Personagem criada em 1986 pelos holandeses Martin Lodewijk e Eric Heuvel é finalmente apresentada para o publico Brasileiro pelos nossos amigos da AVEC Editora

Umas das coisas que mais gosto de enaltecer em Editoras como a AVEC é a coragem de apostar em um material diferenciado, que não está tão próximo do que o publico brasileiro costuma consumir. Apesar de toda uma geração ter acompanhado de perto na TV Cultura, as aventuras do jovem e aventureiro repórter Tintim, criado pelo Belga Georges Prosper Remi, ou simplesmente Hergé, não consumimos tanto assim o material europeu, ainda mais os clássicos da linha clara, como é o caso de Tintim e de nossa destemida aviadora, January Jones.

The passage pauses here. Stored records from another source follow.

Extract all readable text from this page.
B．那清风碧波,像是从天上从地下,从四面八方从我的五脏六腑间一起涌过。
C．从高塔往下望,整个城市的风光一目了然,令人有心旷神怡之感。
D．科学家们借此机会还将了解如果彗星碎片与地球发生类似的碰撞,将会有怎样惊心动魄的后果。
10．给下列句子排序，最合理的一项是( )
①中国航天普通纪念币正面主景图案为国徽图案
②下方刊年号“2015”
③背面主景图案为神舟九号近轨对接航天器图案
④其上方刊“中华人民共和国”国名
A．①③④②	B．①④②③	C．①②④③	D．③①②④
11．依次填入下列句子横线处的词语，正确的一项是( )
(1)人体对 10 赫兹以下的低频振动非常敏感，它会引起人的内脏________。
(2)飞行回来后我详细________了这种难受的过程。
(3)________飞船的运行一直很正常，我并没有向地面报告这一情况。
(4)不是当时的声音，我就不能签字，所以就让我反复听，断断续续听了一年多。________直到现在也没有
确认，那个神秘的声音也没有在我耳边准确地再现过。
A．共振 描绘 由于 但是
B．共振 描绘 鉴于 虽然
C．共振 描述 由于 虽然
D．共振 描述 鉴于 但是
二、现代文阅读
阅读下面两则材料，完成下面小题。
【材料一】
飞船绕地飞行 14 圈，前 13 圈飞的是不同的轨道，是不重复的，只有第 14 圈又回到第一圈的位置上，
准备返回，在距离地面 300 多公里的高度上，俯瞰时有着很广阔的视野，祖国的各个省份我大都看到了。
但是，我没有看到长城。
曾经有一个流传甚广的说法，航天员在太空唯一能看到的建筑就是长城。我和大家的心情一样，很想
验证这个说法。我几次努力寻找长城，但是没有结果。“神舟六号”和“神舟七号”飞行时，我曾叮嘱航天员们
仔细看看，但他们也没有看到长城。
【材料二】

Em January Jones – Corrida Contra a Morte, não tem contextualização, e já somos inseridos no universo de Jones em alta velocidade e rasantes absurdos que tiram os chapéus de um grupo de jornalistas que querem clicar a intrépida piloto e logico, saber algumas fofocas da vida pessoal de Jones. Eis que tudo da uma reviravolta e seu velho companheiro, o avião Havilland Comet é sabotado e assim, nossa heroína é inserida em uma trama cheia de percalços, dignas do xará da aviadora, o professor e arqueólogo, Indiana Jones.

Uma explosão, que faz parte da belíssima capa da edição, mudo todo o trajeto de Jones, tirando-a do ar e colocando ela no tradicional rali de Monte Carlo, uma prova que realmente existe desde de 1911 e que acontece até hoje.

Com a perda de seu avião, Jones é coagida a servir como espiã para os americanos, na figura do enigmático XI, que já nos é apresentado como alguém que já trabalhou com January e pelo visto, sempre a contra-gosto de aviadora.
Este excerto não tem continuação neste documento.